Tableaux-sonnets

Denis DE RUDDER, Brève histoire de l’art en sonnets, Lettre volée, 2022, 192 p., 20 €, ISBN : 9782873176068

de rudder breve histoire de l'art en sonnetsArtiste peintre, Denis De Rudder délivre dans sa première publication des tableaux textuels qui, empruntant la forme du sonnet, retracent les jalons de l’histoire de l’art occidental de la Grèce antique à nos jours. Ponctué de reproductions d’œuvres, le voyage se tient à la croisée de diverses matières abordées sous un faisceau de manières. Déroulant un fil chronologique qui produit un effet de diapositives, Brève histoire de l’art en sonnets choisit de convoquer des noms d’artistes davantage que des courants, des mouvements, des tendances. S’ouvrant sur le fameux duel entre les peintres grecs Zeuxis et Parrhasios, le recueil aborde les mutations du regard, la question de l’imitation du réel, de la mimèsis, les bougés dans l’expérience perceptive, les contextes socio-historiques, économiques, géographiques de la production d’images. Sous-tendu par l’érudition, porté par un parti-pris résolument subjectif, l’ouvrage dresse en creux les moments, les tournants, les aventures, les motifs, la grammaire des formes qui scandent l’histoire des arts plastiques.

Pour composer ce tableau synthétique, cette ballade en vers rimés, Denis De Rudder use d’une forme versifiée classique, le sonnet, déroule des poèmes de quatorze vers, construits sur une métrique contraignante qui s’octroie cependant quelques libertés. Bâtis en un seul bloc, affectionnant les rimes ABBA-ABBA-BBAB-BA/AB, les sonnets n’épousent pas la division entre deux quatrains et deux tercets. La tonalité des textes qui campent Praxitèle, les peintres italiens du Quattrocento, Raphaël, Michel-Ange, Da Vinci, Le Caravage, Jérôme Bosch, la peinture baroque flamande, espagnole, Vermeer, Goya, Füssli, Turner, Manet, Degas, Duchamp, Malevitch, Egon Schiele, Picasso, Yves Klein, Nikki de Saint-Phalle, Warhol, Tracey Emin, Maurizio Cattelan et tant d’autres affecte souvent l’accent de l’humour, lequel provient de l’usage d’un langage direct, parfois trivial, pétri d’expressions parlées, d’une verve branchée sur une poétique du non-poétique.

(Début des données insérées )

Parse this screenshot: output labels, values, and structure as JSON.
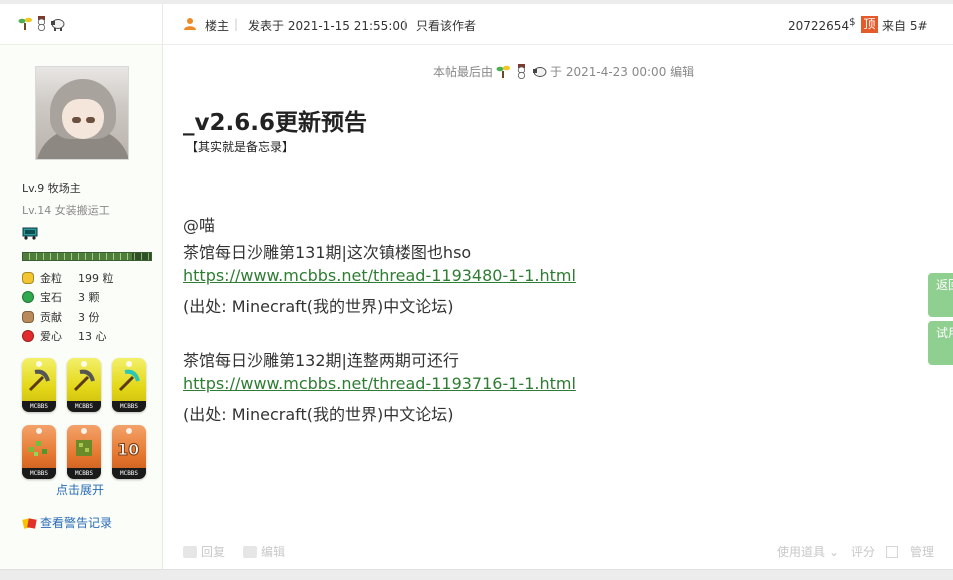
{
  "user": {
    "level": "Lv.9 牧场主",
    "sub_level": "Lv.14 女装搬运工",
    "progress": 0.85,
    "stats": [
      {
        "label": "金粒",
        "value": "199 粒",
        "icon": "gold-nugget-icon",
        "color": "#f2c531"
      },
      {
        "label": "宝石",
        "value": "3 颗",
        "icon": "emerald-icon",
        "color": "#2fa84f"
      },
      {
        "label": "贡献",
        "value": "3 份",
        "icon": "cookie-icon",
        "color": "#b98a5a"
      },
      {
        "label": "爱心",
        "value": "13 心",
        "icon": "apple-icon",
        "color": "#e02d2d"
      }
    ],
    "badges": [
      {
        "color": "yellow",
        "icon": "pickaxe-icon",
        "tag": "MCBBS"
      },
      {
        "color": "yellow",
        "icon": "pickaxe-icon",
        "tag": "MCBBS"
      },
      {
        "color": "yellow",
        "icon": "diamond-pickaxe-icon",
        "tag": "MCBBS"
      },
      {
        "color": "orange",
        "icon": "grass-icon",
        "tag": "MCBBS"
      },
      {
        "color": "orange",
        "icon": "bush-icon",
        "tag": "MCBBS"
      },
      {
        "color": "orange",
        "icon": "ten-icon",
        "tag": "MCBBS"
      }
    ],
    "expand_label": "点击展开",
    "warn_label": "查看警告记录"
  },
  "post": {
    "op_label": "楼主",
    "posted_at": "发表于 2021-1-15 21:55:00",
    "only_author": "只看该作者",
    "uid": "20722654",
    "uid_suffix": "$",
    "top_label": "顶",
    "floor": "来自 5#",
    "edited_prefix": "本帖最后由",
    "edited_suffix": "于 2021-4-23 00:00 编辑",
    "title": "_v2.6.6更新预告",
    "subtitle": "【其实就是备忘录】",
    "lines": [
      {
        "text": "@喵",
        "link": false
      },
      {
        "text": "茶馆每日沙雕第131期|这次镇楼图也hso",
        "link": false
      },
      {
        "text": "https://www.mcbbs.net/thread-1193480-1-1.html",
        "link": true
      },
      {
        "text": "(出处: Minecraft(我的世界)中文论坛)",
        "link": false
      },
      {
        "text": "茶馆每日沙雕第132期|连整两期可还行",
        "link": false
      },
      {
        "text": "https://www.mcbbs.net/thread-1193716-1-1.html",
        "link": true
      },
      {
        "text": "(出处: Minecraft(我的世界)中文论坛)",
        "link": false
      }
    ],
    "actions": {
      "reply": "回复",
      "edit": "编辑",
      "use_item": "使用道具",
      "rate": "评分",
      "manage": "管理"
    }
  },
  "floating": {
    "back_old": "返回旧版",
    "feedback": "试用反馈"
  }
}
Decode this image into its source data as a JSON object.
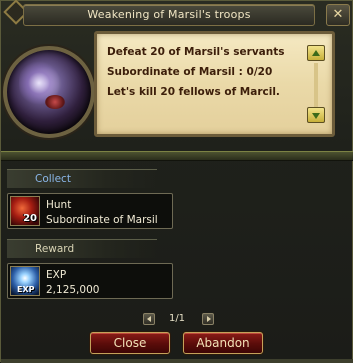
{
  "window": {
    "title": "Weakening of Marsil's troops",
    "close_symbol": "✕"
  },
  "quest": {
    "lines": [
      "Defeat 20 of Marsil's servants",
      "Subordinate of Marsil : 0/20",
      "Let's kill 20 fellows of Marcil."
    ]
  },
  "collect": {
    "header": "Collect",
    "item": {
      "icon": "hunt-icon",
      "count": "20",
      "title": "Hunt",
      "target": "Subordinate of Marsil"
    }
  },
  "reward": {
    "header": "Reward",
    "item": {
      "icon": "exp-icon",
      "tag": "EXP",
      "title": "EXP",
      "amount": "2,125,000"
    }
  },
  "pager": {
    "text": "1/1"
  },
  "buttons": {
    "close_label": "Close",
    "abandon_label": "Abandon"
  },
  "colors": {
    "accent_red": "#8b1c17",
    "parchment": "#f5e9c2",
    "quest_text": "#3c1e0a",
    "collect_header": "#8ab6e8"
  }
}
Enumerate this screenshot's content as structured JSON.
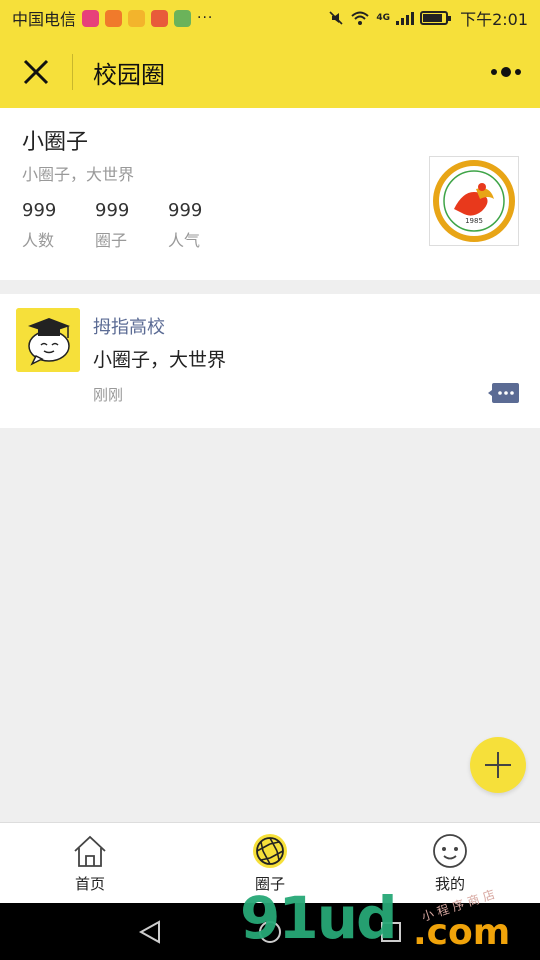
{
  "status_bar": {
    "carrier": "中国电信",
    "dots": "···",
    "network_type": "4G",
    "time": "下午2:01",
    "app_icons": [
      {
        "name": "heart-app-icon",
        "color": "#e7407a"
      },
      {
        "name": "browser-app-icon",
        "color": "#f07a2b"
      },
      {
        "name": "map-pin-app-icon",
        "color": "#f3b42c"
      },
      {
        "name": "home-app-icon",
        "color": "#e85b3a"
      },
      {
        "name": "book-app-icon",
        "color": "#6bb35a"
      }
    ]
  },
  "navbar": {
    "title": "校园圈",
    "close_icon": "close-icon",
    "more_icon": "more-icon"
  },
  "circle": {
    "name": "小圈子",
    "slogan": "小圈子，大世界",
    "stats": [
      {
        "value": "999",
        "label": "人数"
      },
      {
        "value": "999",
        "label": "圈子"
      },
      {
        "value": "999",
        "label": "人气"
      }
    ],
    "logo_year": "1985"
  },
  "post": {
    "author": "拇指高校",
    "content": "小圈子，大世界",
    "time": "刚刚"
  },
  "tabbar": {
    "items": [
      {
        "label": "首页",
        "icon": "home-icon",
        "active": false
      },
      {
        "label": "圈子",
        "icon": "aperture-icon",
        "active": true
      },
      {
        "label": "我的",
        "icon": "face-icon",
        "active": false
      }
    ]
  },
  "watermark": {
    "main": "91ud",
    "suffix": ".com",
    "cn": "小程序商店"
  },
  "colors": {
    "brand_yellow": "#f6e03a",
    "link_blue": "#5b6b94",
    "background": "#efefef"
  }
}
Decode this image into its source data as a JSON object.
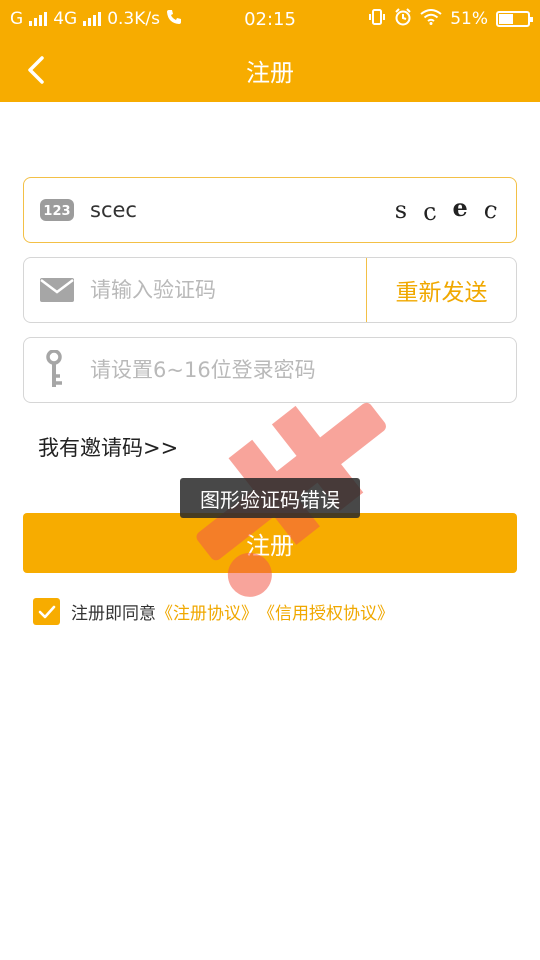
{
  "status_bar": {
    "carrier1": "G",
    "carrier2": "4G",
    "speed": "0.3K/s",
    "time": "02:15",
    "battery_percent": "51%",
    "battery_level": 0.51
  },
  "header": {
    "title": "注册",
    "back_icon": "chevron-left-icon"
  },
  "form": {
    "captcha_field": {
      "value": "scec",
      "icon": "number-123-icon",
      "captcha_chars": [
        "s",
        "c",
        "e",
        "c"
      ]
    },
    "sms_field": {
      "placeholder": "请输入验证码",
      "icon": "mail-icon",
      "resend_label": "重新发送"
    },
    "password_field": {
      "placeholder": "请设置6~16位登录密码",
      "icon": "key-icon"
    },
    "invite_link": "我有邀请码>>",
    "toast": "图形验证码错误",
    "submit_label": "注册",
    "agreement": {
      "checked": true,
      "prefix": "注册即同意",
      "link1": "《注册协议》",
      "link2": "《信用授权协议》"
    }
  },
  "colors": {
    "accent": "#f7ac00",
    "link": "#f0a800"
  }
}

L’on pourra interpréter ce régime stylistique comme une volonté de désacraliser le royaume de l’histoire de l’art, de produire un effet de décalage entre le fond et la forme, on pourra aussi y voir un ressort didactique qui se tient sous la ligne de la formule baudelairienne que l’auteur place en exergue « Je crois sincèrement que la meilleure critique est celle qui est amusante et poétique » (Salon  de 1846).

Le Bernin a choisi son sujet à dessein
pour suggérer qu’existe un plaisir dans l’ascèse.
En tout cas un prélat lui a donné un blanc-seing.
Cette angélophanie a tout d’une fadaise.
Il paraît que la nonne avait un cœur de braise,
Inutile, je crois, de vous faire un dessin.

Au fil de la traversée des stases d’une histoire de l’art qui s’octroie quelques incursions dans la création extra-occidentale, on découvre les apports visionnaires, les révolutions métaphysiques, esthétiques ou techniques, les ruptures dans la représentation, les manières de faire table rase, d’expérimenter des langages formels inédits. Denis De Rudder nous fait entrer dans l’univers des artistes en établissant des dialogues entre eux, en usant de l’hypotypose, faisant parler la scène représentée dans tel ou tel tableau de Hans Holbein, du Caravage, de Vélasquez, il donne voix aux natures mortes, en interroge le concept et ses harmoniques. La fascination, l’amour le disputent à un discours critique, corrosif, décapant notamment lorsqu’il aborde les œuvres contemporaines, la starification d’artistes bankable, cotés en bourse, au service de la sphère spéculative, du marché intégral qui a avalé l’art contemporain.      

Des réflexions sur les critères du goût, sur leur évolution, leur relativité, des interrogations sur la construction des notions de beau, de laid, de représentation, d’abstraction, sur le lien entre art et pouvoir, art et économie, sur le statut de l’artiste jalonnent cette galerie de tableaux-sonnets au travers desquels Denis De Rudder nous fait avant tout voir et entendre ses passions toutes subjectives pour Van Dyck, Hals, Vermeer, Rembrandt, Vélasquez, Ribera, Zurbaran et d’autres. Ainsi que son appétence pour l’alexandrin qui déroule ses rimes visuelles et sonores, féminines et masculines. L’histoire de l’art vue comme un espace de rencontres fondatrices entre les créateurs, entre ces derniers et les spectateurs.